Earlier this year, tech leaders began praising the importance of taste. In February, Y Combinator co-founder Paul Graham predicted that “In the AI age, taste will become even more important. When anyone can make anything, the big differentiator is what you choose to make.” That same month, OpenAI president Greg Brockman called taste “a new core skill.”
For fashion and many other creative fields, the idea that taste hasn’t always been essential is absurd. However, the concept of taste has been amplified and reshaped in the era of generative AI, with this much-debated form of aesthetic judgment quickly becoming a buzzword. “Every company right now wants to talk about taste. Every thought leader in tech wants to write a Substack about taste,” says Andy McCune, founder of the visual inspiration platform Cosmos.
This trend serves to show that AI executives are not disconnected from the very human quality of good taste. But if taste and personal style are inherently human—cultivated through experiences with books, films, and people—can AI ever truly understand a user’s personal style or develop its own sense of taste? This is a crucial question for fashion, where such instincts influence everything from clothing design to outfit recommendations, many of which are already powered by AI.
Some in tech are confident it’s possible. “I hate to break this to everyone, but you probably don’t have better taste than the AI,” one product head posted on X. An AI CEO similarly quipped, “There’s a good chance AI will have better ideas than us within a few years.”
Those outside the tech bubble are more skeptical. “Taste and personal style is something you develop with time and with real-life experience,” says trend forecaster Mandy Lee. “Having no touchpoints to the real world is the antithesis of building personal taste. So whatever they’re talking about is not the same thing as taste and style.”
Shoppers also remain unconvinced. Currently, only 3% of shoppers surveyed by Vogue Business use AI chatbots for fashion inspiration, compared to 57% who turn to magazines (print and digital), followed by street style (47%), fashion blogs or Pinterest (36%), and influencers (35%).

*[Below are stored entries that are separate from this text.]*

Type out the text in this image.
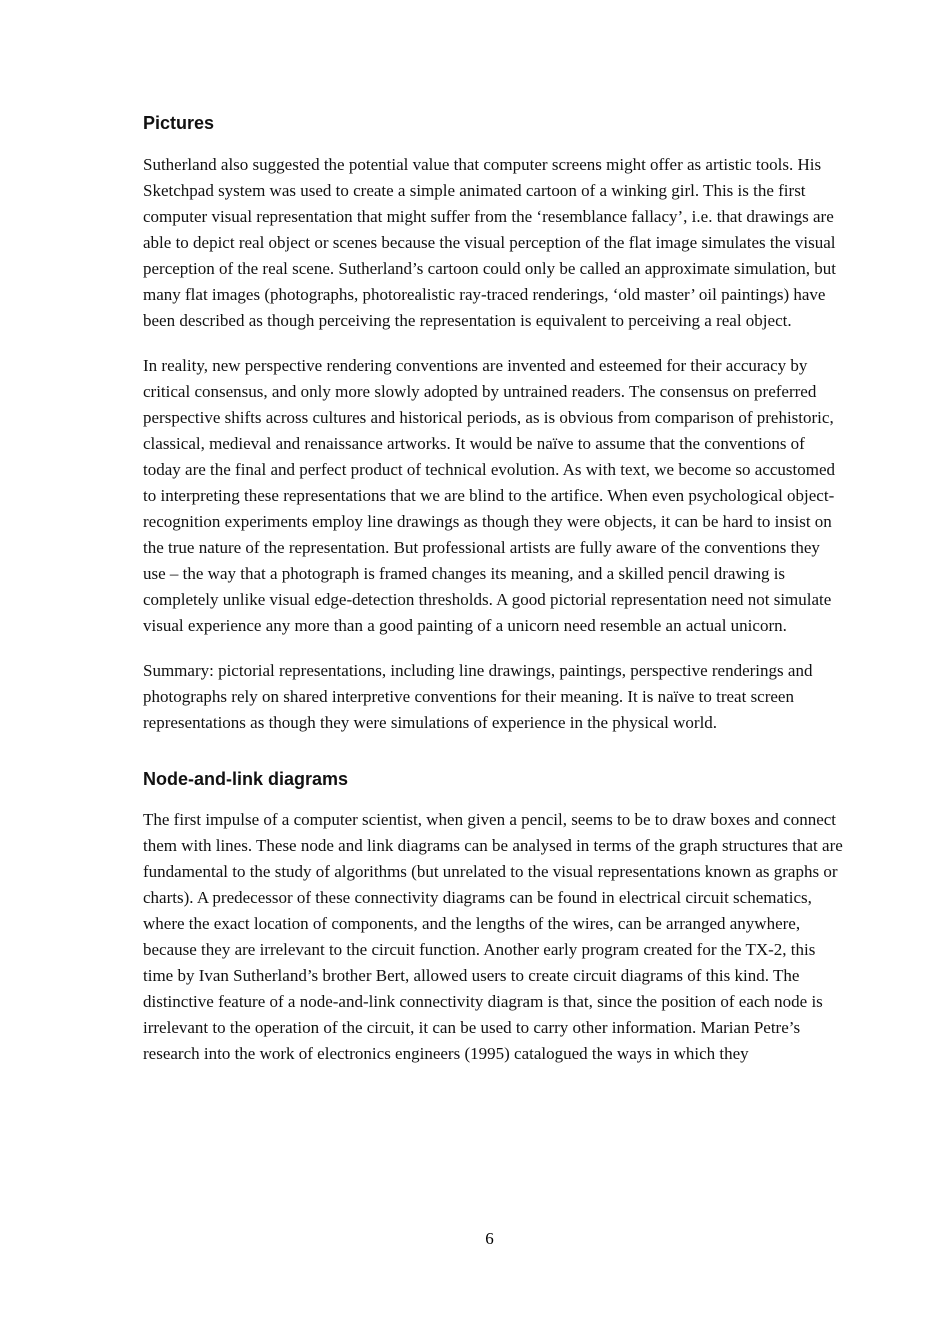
Pictures

Sutherland also suggested the potential value that computer screens might offer as artistic tools. His Sketchpad system was used to create a simple animated cartoon of a winking girl. This is the first computer visual representation that might suffer from the ‘resemblance fallacy’, i.e. that drawings are able to depict real object or scenes because the visual perception of the flat image simulates the visual perception of the real scene. Sutherland’s cartoon could only be called an approximate simulation, but many flat images (photographs, photorealistic ray-traced renderings, ‘old master’ oil paintings) have been described as though perceiving the representation is equivalent to perceiving a real object.

In reality, new perspective rendering conventions are invented and esteemed for their accuracy by critical consensus, and only more slowly adopted by untrained readers. The consensus on preferred perspective shifts across cultures and historical periods, as is obvious from comparison of prehistoric, classical, medieval and renaissance artworks. It would be naïve to assume that the conventions of today are the final and perfect product of technical evolution. As with text, we become so accustomed to interpreting these representations that we are blind to the artifice. When even psychological object-recognition experiments employ line drawings as though they were objects, it can be hard to insist on the true nature of the representation. But professional artists are fully aware of the conventions they use – the way that a photograph is framed changes its meaning, and a skilled pencil drawing is completely unlike visual edge-detection thresholds. A good pictorial representation need not simulate visual experience any more than a good painting of a unicorn need resemble an actual unicorn.

Summary: pictorial representations, including line drawings, paintings, perspective renderings and photographs rely on shared interpretive conventions for their meaning. It is naïve to treat screen representations as though they were simulations of experience in the physical world.

Node-and-link diagrams

The first impulse of a computer scientist, when given a pencil, seems to be to draw boxes and connect them with lines. These node and link diagrams can be analysed in terms of the graph structures that are fundamental to the study of algorithms (but unrelated to the visual representations known as graphs or charts). A predecessor of these connectivity diagrams can be found in electrical circuit schematics, where the exact location of components, and the lengths of the wires, can be arranged anywhere, because they are irrelevant to the circuit function. Another early program created for the TX-2, this time by Ivan Sutherland’s brother Bert, allowed users to create circuit diagrams of this kind. The distinctive feature of a node-and-link connectivity diagram is that, since the position of each node is irrelevant to the operation of the circuit, it can be used to carry other information. Marian Petre’s research into the work of electronics engineers (1995) catalogued the ways in which they

6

Personal style has long been a way to signal aspirations and craft an individual identity within society, says Richard Thompson Ford, a Stanford Law School professor and author of Dress Codes: How the Laws of Fashion Made History. People do this by borrowing and combining references from various aspects of life—from different communities to historical periods—using familiar images from art, film, celebrities, or influencers as inspiration. Good taste isn’t about copying, Thompson Ford explains, but rather “quoting small parts of a familiar ensemble and putting them together with other things in order to express something that, at least to them, is unique and individual.”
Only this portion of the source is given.